Let theta be an angle in standard position. Name the quadrant in which theta lies. tan (theta) > 0, sec (theta) > 0options:IIIIIIIVPlease help me find the answer and explain how to find it in the future

Answer 1

It is important to note first the following:

`\tan \theta=(y)/(x)`

and

`\sec \theta=(r)/(x)`

The first condition given in the question is tan θ > 0 hence, we can assume that both x and y are either positive or negative so that we can have a positive number.

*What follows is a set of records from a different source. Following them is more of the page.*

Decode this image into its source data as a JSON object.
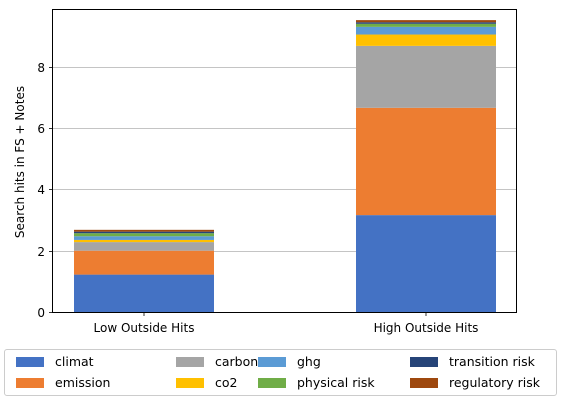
{
  "chart_data": {
    "type": "bar",
    "stacked": true,
    "categories": [
      "Low Outside Hits",
      "High Outside Hits"
    ],
    "ylabel": "Search hits in FS + Notes",
    "xlabel": "",
    "ylim": [
      0,
      9.85
    ],
    "yticks": [
      0,
      2,
      4,
      6,
      8
    ],
    "grid": "y",
    "legend_position": "bottom",
    "series": [
      {
        "name": "climat",
        "color": "#4472C4",
        "values": [
          1.22,
          3.16
        ]
      },
      {
        "name": "emission",
        "color": "#ED7D31",
        "values": [
          0.78,
          3.5
        ]
      },
      {
        "name": "carbon",
        "color": "#A5A5A5",
        "values": [
          0.28,
          2.02
        ]
      },
      {
        "name": "co2",
        "color": "#FFC000",
        "values": [
          0.07,
          0.37
        ]
      },
      {
        "name": "ghg",
        "color": "#5B9BD5",
        "values": [
          0.12,
          0.25
        ]
      },
      {
        "name": "physical risk",
        "color": "#70AD47",
        "values": [
          0.1,
          0.1
        ]
      },
      {
        "name": "transition risk",
        "color": "#264478",
        "values": [
          0.05,
          0.05
        ]
      },
      {
        "name": "regulatory risk",
        "color": "#9E480E",
        "values": [
          0.06,
          0.07
        ]
      }
    ]
  }
}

`\begin{gathered} \tan \theta=(y)/(x)>0 \\ (+y)/(+x)>0 \\ (-y)/(-x)>0 \end{gathered}`

This means our θ falls either in Quadrant I or Quadrant III because the coordinate in Quadrant I are (+, +) while in Quadrant III is (-, -).

Now, the second condition given is that sec θ > 0, hence, we can assume that the value of "x" has to be positive so that sec θ will be greater than zero.

`\begin{gathered} \sec \theta=(r)/(x) \\ (r)/(x)>0 \\ (r)/(+x)>0 \end{gathered}`

Between Quadrant I and Quadrant III, Quadrant I has a positive x value. Hence, θ is found in Quadrant I.